OpenSSH 9.3 arrives with various bug fixes and more

openssh

OpenSSH is a set of applications that allow encrypted communications over a network, using the SSH protocol.

It has been published OpenSSH 9.3 release, an open client and server implementation to work with the SSH 2.0 and SFTP protocols. The new version of OpenSSH 9.3 manages to correct some security problems, in addition to adding some new features

For those who do not know about OpenSSH (Open Secure Shell) should know that this is a set of applications that allow encrypted communications over a network, using the SSH protocol. It was created as a free and open alternative to the Secure Shell program, which is proprietary software.

Main new features of OpenSSH 9.3

In this new version coming out of OpenSSH 9.3 one of the new features is that sshd adds a `sshd -G` option that parses and prints the actual configuration without attempting to load private keys and perform other checks. This allows the option to be used before keys have been generated and for configuration evaluation and verification by non-privileged users.

For the bug fixing part, a logical error was found in the ssh-add utility, so when adding smart card keys to the ssh-agent, the restrictions specified with the "ssh-add -h" option were not passed to the agent. As a result, a key was added to the agent, so there were no restrictions that allowed connections only from certain hosts.

Another one of the fixes that was implemented, is the vulnerability in the ssh utility that could cause data to be read from the stack area out of allocated buffer when processing specially crafted DNS responses if the VerifyHostKeyDNS setting is included in the configuration file.

The problem exists in the built-in implementation of the getrrsetbyname() function, which is used on portable versions of OpenSSH built without using the external ldns library (–with-ldns) and on systems with standard libraries that do not support getrrsetbyname() calling.
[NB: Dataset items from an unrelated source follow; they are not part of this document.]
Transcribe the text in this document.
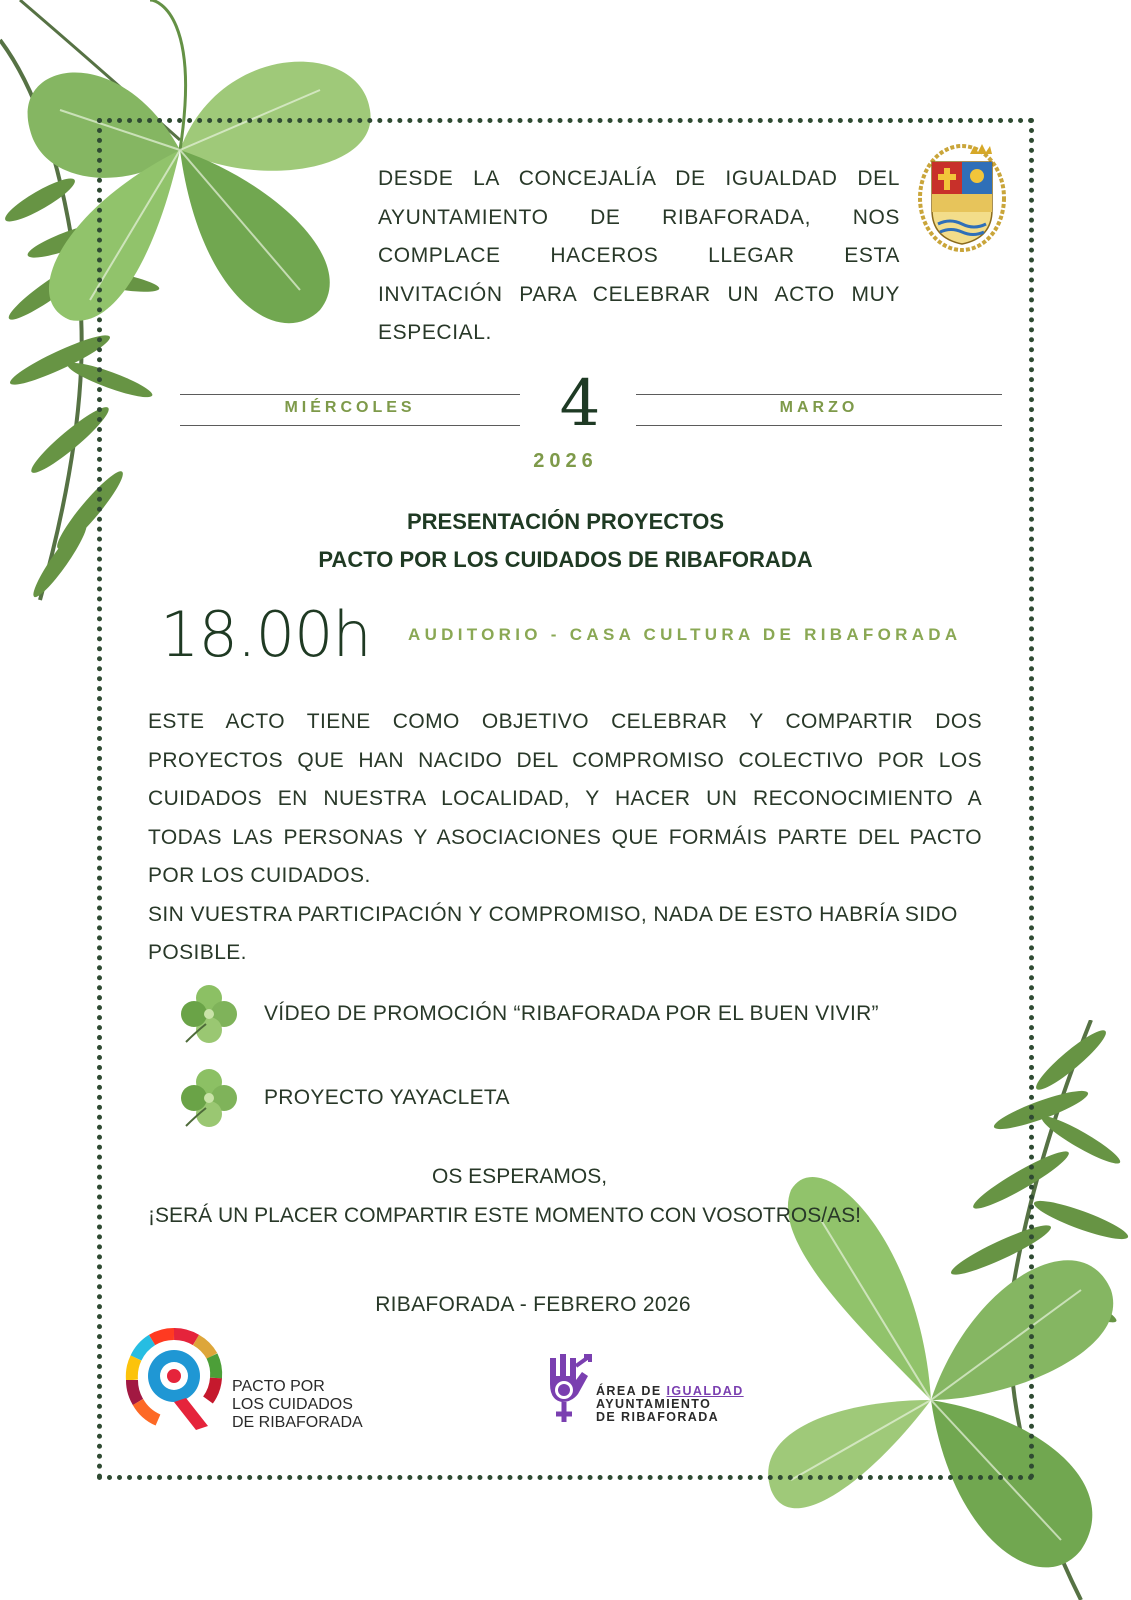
DESDE LA CONCEJALÍA DE IGUALDAD DEL AYUNTAMIENTO DE RIBAFORADA, NOS COMPLACE HACEROS LLEGAR ESTA INVITACIÓN PARA CELEBRAR UN ACTO MUY ESPECIAL.

MIÉRCOLES	4	MARZO
2026
PRESENTACIÓN PROYECTOS
PACTO POR LOS CUIDADOS DE RIBAFORADA
18.00h AUDITORIO - CASA CULTURA DE RIBAFORADA

ESTE ACTO TIENE COMO OBJETIVO CELEBRAR Y COMPARTIR DOS PROYECTOS QUE HAN NACIDO DEL COMPROMISO COLECTIVO POR LOS CUIDADOS EN NUESTRA LOCALIDAD, Y HACER UN RECONOCIMIENTO A TODAS LAS PERSONAS Y ASOCIACIONES QUE FORMÁIS PARTE DEL PACTO POR LOS CUIDADOS.

SIN VUESTRA PARTICIPACIÓN Y COMPROMISO, NADA DE ESTO HABRÍA SIDO POSIBLE.

VÍDEO DE PROMOCIÓN “RIBAFORADA POR EL BUEN VIVIR”
PROYECTO YAYACLETA
OS ESPERAMOS,
¡SERÁ UN PLACER COMPARTIR ESTE MOMENTO CON VOSOTROS/AS!
RIBAFORADA - FEBRERO 2026
PACTO POR
LOS CUIDADOS
DE RIBAFORADA
ÁREA DE IGUALDAD
AYUNTAMIENTO
DE RIBAFORADA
The possibility of exploiting the vulnerability, other than to initiate a denial of service for the ssh client, is considered unlikely.

Of the new versions that stand out:

  • In scp and sftp fixes progress meter corruption on wide screens;
  • ssh-add and ssh-keygen use RSA/SHA256 when testing private key usability, as some systems are starting to disable RSA/SHA1 in libcrypto.
  • In sftp-server made a fix for a memory leak.
  • In ssh, sshd and ssh-keyscan the compatibility code was removed and simplified what remains of the "vestigal" protocol.
  • Made a fix to the low impact Coverity static analysis results series.
    These include several reported:
    * ssh_config(5), sshd_config(5): mention that some options are not
    first game won
    * Rework log for regression testing. Regression testing now
    capture separate logs for each ssh and sshd invocation in a test.
    * ssh(1): make `ssh -Q CASignatureAlgorithms` work as man page
    says it should; bz3532.

Lastly, it should be noted that a vulnerability can be observed in the libskey library included with OpenBSD, which is used by OpenSSH. The problem has been around since 1997 and can cause a stack buffer overflow when processing specially crafted hostnames.

Finally if you are interested in knowing more about it about this new version, you can check the details by going to the following link.

How to install OpenSSH 9.3 on Linux?

For those who are interested in being able to install this new version of OpenSSH on their systems, for now they can do it downloading the source code of this and performing the compilation on their computers.

This is because the new version has not yet been included in the repositories of the main Linux distributions. To get the source code, you can do from the following link.

Done the download, now we are going to unzip the package with the following command:

tar -xvf openssh-9.3.tar.gz

We enter the created directory:

cd openssh-9.3

Y we can compile with the following commands:

./configure --prefix=/opt --sysconfdir=/etc/ssh
make
make install

Be the first to comment

Leave a Comment

Your email address will not be published. Required fields are marked with *

*

*

  1. Responsible for the data: AB Internet Networks 2008 SL
  2. Purpose of the data: Control SPAM, comment management.
  3. Legitimation: Your consent
  4. Communication of the data: The data will not be communicated to third parties except by legal obligation.
  5. Data storage: Database hosted by Occentus Networks (EU)
  6. Rights: At any time you can limit, recover and delete your information.